Nel volume viene infatti ben spiegato come e perché Apple e Google siano divenute in questo ultimo anno ancor più potenti, beneficiando del periodo della pandemia quale “momento migliore” per i loro bilanci. Già nei primi giorni del luglio 2020 il listino del Nasdaq, la borsa dei titoli tecnologici di New York, segnava incrementi per le principali compagnie della Silicon Valley attorno al 30%, per Amazon sino al 50%; mentre una piattaforma praticamente sconosciuta fino a febbraio, Zoom, in pochi mesi ha raggiunto una capitalizzazione equivalente alle prime sette compagnie aeree del mondo. La trasformazione sociale ed economica del mondo avanza a ritmi vertiginosi.
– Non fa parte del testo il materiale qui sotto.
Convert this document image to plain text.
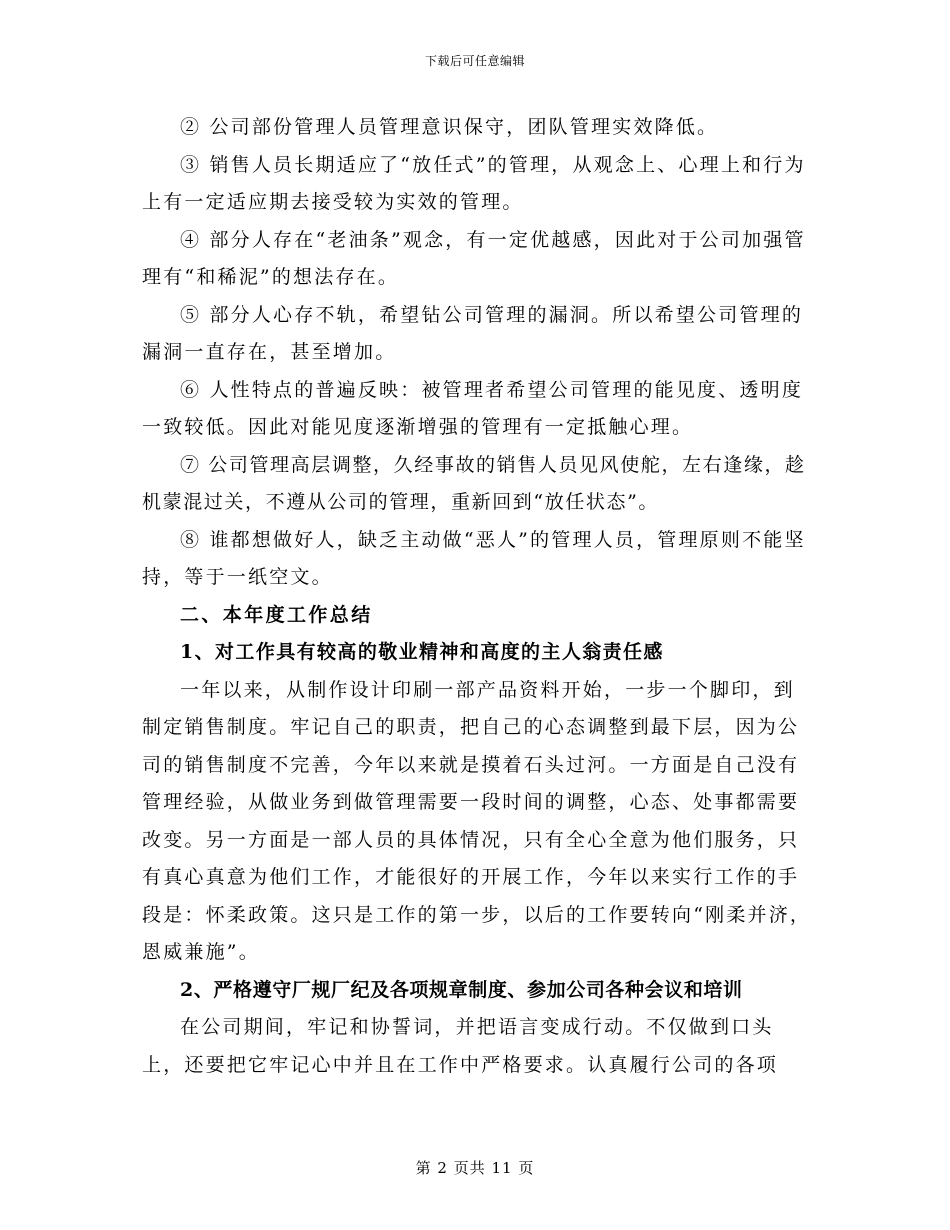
下载后可任意编辑

② 公司部份管理人员管理意识保守，团队管理实效降低。

③ 销售人员长期适应了“放任式”的管理，从观念上、心理上和行为上有一定适应期去接受较为实效的管理。

④ 部分人存在“老油条”观念，有一定优越感，因此对于公司加强管理有“和稀泥”的想法存在。

⑤ 部分人心存不轨，希望钻公司管理的漏洞。所以希望公司管理的漏洞一直存在，甚至增加。

⑥ 人性特点的普遍反映：被管理者希望公司管理的能见度、透明度一致较低。因此对能见度逐渐增强的管理有一定抵触心理。

⑦ 公司管理高层调整，久经事故的销售人员见风使舵，左右逢缘，趁机蒙混过关，不遵从公司的管理，重新回到“放任状态”。

⑧ 谁都想做好人，缺乏主动做“恶人”的管理人员，管理原则不能坚持，等于一纸空文。

二、本年度工作总结

1、对工作具有较高的敬业精神和高度的主人翁责任感

一年以来，从制作设计印刷一部产品资料开始，一步一个脚印，到制定销售制度。牢记自己的职责，把自己的心态调整到最下层，因为公司的销售制度不完善，今年以来就是摸着石头过河。一方面是自己没有管理经验，从做业务到做管理需要一段时间的调整，心态、处事都需要改变。另一方面是一部人员的具体情况，只有全心全意为他们服务，只有真心真意为他们工作，才能很好的开展工作，今年以来实行工作的手段是：怀柔政策。这只是工作的第一步，以后的工作要转向“刚柔并济，恩威兼施”。

2、严格遵守厂规厂纪及各项规章制度、参加公司各种会议和培训

在公司期间，牢记和协誓词，并把语言变成行动。不仅做到口头上，还要把它牢记心中并且在工作中严格要求。认真履行公司的各项

第 2 页共 11 页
Questo è il punto vero - continua Mezza – di cui anche il sindacato sta gradualmente prendendo atto. La vera controparte, il vero nemico è il sistema che ha privatizzato la capacità di prevedere i comportamenti. La combinazione di big data, di tutti i dati del mondo, è qualcosa di inedito: non è mai accaduto prima che qualcuno avesse la possibilità di concentrare i dati di 4-5 miliardi di persone in maniera ossessiva, elaborati da un sistema artificiale che incide sullo squilibrio antropologico, sulla struttura della specie. Detto in altri termini, ci troviamo di fronte a un potere discrezionale ormai esercitato disinvoltamente da soggetti privati che invadono la sfera pubblica, su cui il sindacato dovrebbe impegnarsi ancora più a fondo. D’altra parte, nel secolo scorso è stato fatto un ragionamento simile sul capitale privato, e il sindacato nacque anche per limitare il potere di proprietà delle aziende rispetto al pubblico. Una situazione oggi esasperata all’ennesima potenza, con l’aggravante che al momento manca una controparte”.   
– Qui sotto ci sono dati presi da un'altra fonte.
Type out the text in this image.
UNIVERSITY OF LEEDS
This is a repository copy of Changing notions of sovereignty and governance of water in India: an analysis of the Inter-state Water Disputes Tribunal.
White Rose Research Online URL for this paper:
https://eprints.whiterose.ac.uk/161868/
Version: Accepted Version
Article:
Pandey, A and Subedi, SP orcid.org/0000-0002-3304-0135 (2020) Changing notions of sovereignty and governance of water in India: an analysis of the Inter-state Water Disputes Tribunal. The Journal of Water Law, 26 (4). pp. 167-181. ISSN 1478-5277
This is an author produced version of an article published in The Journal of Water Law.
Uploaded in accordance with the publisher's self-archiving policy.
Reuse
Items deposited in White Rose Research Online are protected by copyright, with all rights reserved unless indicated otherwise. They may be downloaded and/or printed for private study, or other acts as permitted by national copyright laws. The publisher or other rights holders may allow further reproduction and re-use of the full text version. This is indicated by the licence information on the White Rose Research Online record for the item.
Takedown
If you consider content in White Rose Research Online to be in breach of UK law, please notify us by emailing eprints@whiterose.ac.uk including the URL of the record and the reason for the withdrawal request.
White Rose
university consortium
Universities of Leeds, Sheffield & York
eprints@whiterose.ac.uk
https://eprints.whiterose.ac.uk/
A proposito di aggiornamenti, e di tutela dei lavoratori, Mezza ci tiene a sottolineare un episodio anticipato dal libro, puntualmente verificatosi: “Giusto un mese fa, prima della fine dell’anno, abbiamo assistito al clamoroso licenziamento di Timnit Jebru, responsabile del team etico di Google per l’intelligenza artificiale. Licenziata per aver denunciato il trattamento a lei riservato, visto il suo impegno sociale, e il trattamento di dati riservati… Da qui è nato il primo sindacato di Google, che ha subito chiarito di essere nato non per negoziare i rispettivi stipendi, ma per controllare e garantire la trasparenza dei dati”.
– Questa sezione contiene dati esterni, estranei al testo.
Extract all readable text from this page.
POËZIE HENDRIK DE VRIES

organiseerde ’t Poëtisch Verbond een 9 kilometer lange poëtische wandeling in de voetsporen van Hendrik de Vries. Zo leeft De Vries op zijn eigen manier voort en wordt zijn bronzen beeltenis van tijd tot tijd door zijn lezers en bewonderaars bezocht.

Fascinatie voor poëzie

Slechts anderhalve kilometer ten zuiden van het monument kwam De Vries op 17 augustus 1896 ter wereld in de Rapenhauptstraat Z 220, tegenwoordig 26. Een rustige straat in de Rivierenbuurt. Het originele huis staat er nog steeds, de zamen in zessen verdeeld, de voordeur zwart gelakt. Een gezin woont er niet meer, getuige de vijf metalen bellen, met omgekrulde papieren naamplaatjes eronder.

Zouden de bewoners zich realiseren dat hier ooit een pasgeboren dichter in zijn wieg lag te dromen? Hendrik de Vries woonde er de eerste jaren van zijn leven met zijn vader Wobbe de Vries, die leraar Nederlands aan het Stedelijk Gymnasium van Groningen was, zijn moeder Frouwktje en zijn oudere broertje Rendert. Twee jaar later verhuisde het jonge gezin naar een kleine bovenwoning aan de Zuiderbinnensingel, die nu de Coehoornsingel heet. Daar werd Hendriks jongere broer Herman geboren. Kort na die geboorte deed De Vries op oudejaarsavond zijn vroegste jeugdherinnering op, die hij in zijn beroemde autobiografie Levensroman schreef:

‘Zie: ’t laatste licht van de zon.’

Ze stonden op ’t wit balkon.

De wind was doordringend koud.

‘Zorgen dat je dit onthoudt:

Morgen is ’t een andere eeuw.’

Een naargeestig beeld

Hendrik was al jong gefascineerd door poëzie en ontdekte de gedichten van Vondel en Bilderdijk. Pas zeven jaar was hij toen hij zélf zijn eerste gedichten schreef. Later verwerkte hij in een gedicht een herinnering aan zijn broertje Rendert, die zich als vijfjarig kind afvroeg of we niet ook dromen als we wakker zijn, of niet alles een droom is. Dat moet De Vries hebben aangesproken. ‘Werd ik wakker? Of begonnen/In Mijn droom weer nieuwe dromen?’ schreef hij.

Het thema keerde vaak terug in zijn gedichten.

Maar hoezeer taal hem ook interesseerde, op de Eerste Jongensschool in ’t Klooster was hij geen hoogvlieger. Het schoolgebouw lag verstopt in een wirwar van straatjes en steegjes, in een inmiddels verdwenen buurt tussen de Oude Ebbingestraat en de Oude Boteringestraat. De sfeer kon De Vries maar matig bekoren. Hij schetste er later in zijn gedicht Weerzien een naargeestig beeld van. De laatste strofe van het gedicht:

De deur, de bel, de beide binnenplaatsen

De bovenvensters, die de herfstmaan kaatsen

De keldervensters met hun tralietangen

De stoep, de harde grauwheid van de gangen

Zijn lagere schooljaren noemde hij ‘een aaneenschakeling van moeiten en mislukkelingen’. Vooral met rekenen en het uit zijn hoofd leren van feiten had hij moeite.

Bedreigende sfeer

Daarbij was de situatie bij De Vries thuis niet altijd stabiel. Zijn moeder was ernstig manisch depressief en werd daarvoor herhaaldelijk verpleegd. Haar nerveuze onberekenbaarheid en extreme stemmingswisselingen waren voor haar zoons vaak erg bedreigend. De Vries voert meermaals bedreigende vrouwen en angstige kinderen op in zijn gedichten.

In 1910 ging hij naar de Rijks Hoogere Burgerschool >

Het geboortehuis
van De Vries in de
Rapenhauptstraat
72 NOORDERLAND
Viene da chiedere all’autore, a questo punto, se esista una via di fuga, una prospettiva migliore, la possibilità di tornare a essere se non padroni, almeno partecipi delle scelte individuali e collettive del nostro futuro. “Se mi si consente un paradosso, senza volere essere catastrofico - è la sua chiosa -, direi che è la disperazione l’unica vera speranza. Nel libro si chiede: quanti morti ci vogliono ancora per prenderci i dati che Google e Amazon stanno occultando? Quando diciamo basta? Ecco, il tema è questo. C’è una sproporzione intollerabile, ben indicata ne Il capitalismo della sorveglianza di Shoshana Zuboff, per la quale questi signori sanno troppo per essere liberi, e non può esser concesso loro di fare quello che vogliono. Si deve porre un argine a un potere planetario che riguarda ognuno dei sette miliardi degli abitanti di questo pianeta, perché possono interferire su ognuno di noi nei comportamenti, nelle psicologie, nelle culture. Come si apre una speranza? Come sta facendo il sindacato dei lavoratori Google. Aggiungo che l’Unione europea, al contrario degli Stati Uniti, men che mai la Cina, sta prendendo provvedimenti che incontrano due proposte contenute nel libro: i dati devono essere trasparenti nella loro tracciabilità, (mi devi far vedere cosa ne fai); gli algoritmi devono essere controllabili e condivisi. Una questione di enorme portata, di cui la pandemia è una drammatica lente d’ingrandimento”.